TV Shows I'm Thankful For

Well the day to give thanks is upon us, so better time to heap praises on our favorite shows. My good friend and partner in crime Mark Estes has given thanks to his TV cornerstone here, and I suspect a few other TVOvermind-ites may be chiming in soon enough; while we're waiting for them, here is my list shows that have kept me glued to the tube over the years:

The Twilight Zone

The Zone is the height of imagination for me. I can't watch an episode without being inspired.

Six Million Dollar Man

It's funny how children can often see hidden mythos in things. Its like they connect with processes the writers themselves have no idea are at work. Six Million Dollar Man is, of course, about a guy with robotic limbs, but to a young boy in the seventies it was every bit an allegory on restraining the surly nature of manhood.

The Prisoner

As a youth I walked away from the experience of The Prisoner with no idea what i'd just seen. As an adult I find myself revisiting the existential poetry of The Prisoner over and over, marveling at how well Patrick McGoohan and his partners in crime balanced entertainment with art.

Dallas

One of the best serials known to man. There is a reason why "Who Shot J.R." is called upon as the counterbalance to any thrilling TV moment that finds itself on the scale of historic TV moments. Dallas had that perfect balance of story, cast, and location.

Tales From the Crypt

HBO gambled on the grotesque and for many seasons some of the biggest names in Hollywood contributed some of the best Horror to ever grace any screen.

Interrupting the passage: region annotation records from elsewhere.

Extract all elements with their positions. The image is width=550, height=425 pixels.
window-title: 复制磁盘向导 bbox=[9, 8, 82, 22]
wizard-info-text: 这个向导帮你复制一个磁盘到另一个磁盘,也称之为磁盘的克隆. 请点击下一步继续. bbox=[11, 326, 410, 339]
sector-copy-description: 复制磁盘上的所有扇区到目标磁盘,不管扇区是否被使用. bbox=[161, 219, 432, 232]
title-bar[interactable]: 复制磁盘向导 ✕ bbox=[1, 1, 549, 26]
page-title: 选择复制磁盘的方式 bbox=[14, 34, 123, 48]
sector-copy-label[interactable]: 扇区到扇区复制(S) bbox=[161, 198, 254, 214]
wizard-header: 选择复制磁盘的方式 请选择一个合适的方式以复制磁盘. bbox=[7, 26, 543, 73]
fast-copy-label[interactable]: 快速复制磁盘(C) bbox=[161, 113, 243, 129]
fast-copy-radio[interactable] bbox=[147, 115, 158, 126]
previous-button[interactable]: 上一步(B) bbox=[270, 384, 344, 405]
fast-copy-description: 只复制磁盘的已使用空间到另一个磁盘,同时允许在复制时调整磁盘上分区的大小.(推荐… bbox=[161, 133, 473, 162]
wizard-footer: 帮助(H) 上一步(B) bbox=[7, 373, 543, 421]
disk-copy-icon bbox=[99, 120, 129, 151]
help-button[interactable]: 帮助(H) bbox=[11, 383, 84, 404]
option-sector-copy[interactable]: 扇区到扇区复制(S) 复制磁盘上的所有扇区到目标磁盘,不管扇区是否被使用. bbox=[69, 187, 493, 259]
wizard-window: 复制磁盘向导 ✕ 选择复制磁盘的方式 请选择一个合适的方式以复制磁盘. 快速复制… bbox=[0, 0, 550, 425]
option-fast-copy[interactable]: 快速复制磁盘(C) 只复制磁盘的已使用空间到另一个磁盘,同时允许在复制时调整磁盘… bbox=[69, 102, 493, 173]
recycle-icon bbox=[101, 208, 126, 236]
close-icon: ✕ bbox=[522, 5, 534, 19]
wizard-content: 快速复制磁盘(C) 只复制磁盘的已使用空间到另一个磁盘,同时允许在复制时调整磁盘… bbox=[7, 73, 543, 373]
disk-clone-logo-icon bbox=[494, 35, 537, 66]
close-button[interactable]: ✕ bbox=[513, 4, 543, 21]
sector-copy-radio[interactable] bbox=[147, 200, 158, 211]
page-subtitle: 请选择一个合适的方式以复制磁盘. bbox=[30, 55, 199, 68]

It's a true shame that there isn't a similar sandbox for the greats of this generation to play in, for any genre.

Twin Peaks

I'm a huge David Lynch fan to begin with, and like most Lynch fans I snorted a bit when he decided to do TV - confident that nobody in the mainstream was going to get it. I got my head turned around when it debuted big, but got to retain a bit of my art house haughtiness when the audience started to grind away under Twin Peak's surreal millstone of a narrative.

LOST

LOST came to me at a time when I had abandoned prime-time television all together, trading art house snobbery for cable. Like Twilight Zone, LOST appears a savagely original and new offering but really just distills everything great from the last few decades of story telling borrowing from the ever popular castaway story, the bizarre and 'unexpected' narratives of Twilight Zone, Prisoner, and their ilk, with the mythology driven swashbuckling of Star Wars, and the cyber-cultural infusement of eastern mysticism made popular by The Matrix. You really can't summarize a set list of 'influences' for LOST, and it is its own story in its most notable aspects, but LOST was for certain one of those rare inventions that was culled from the various myths bouncing around in the contemporary zeitgeist.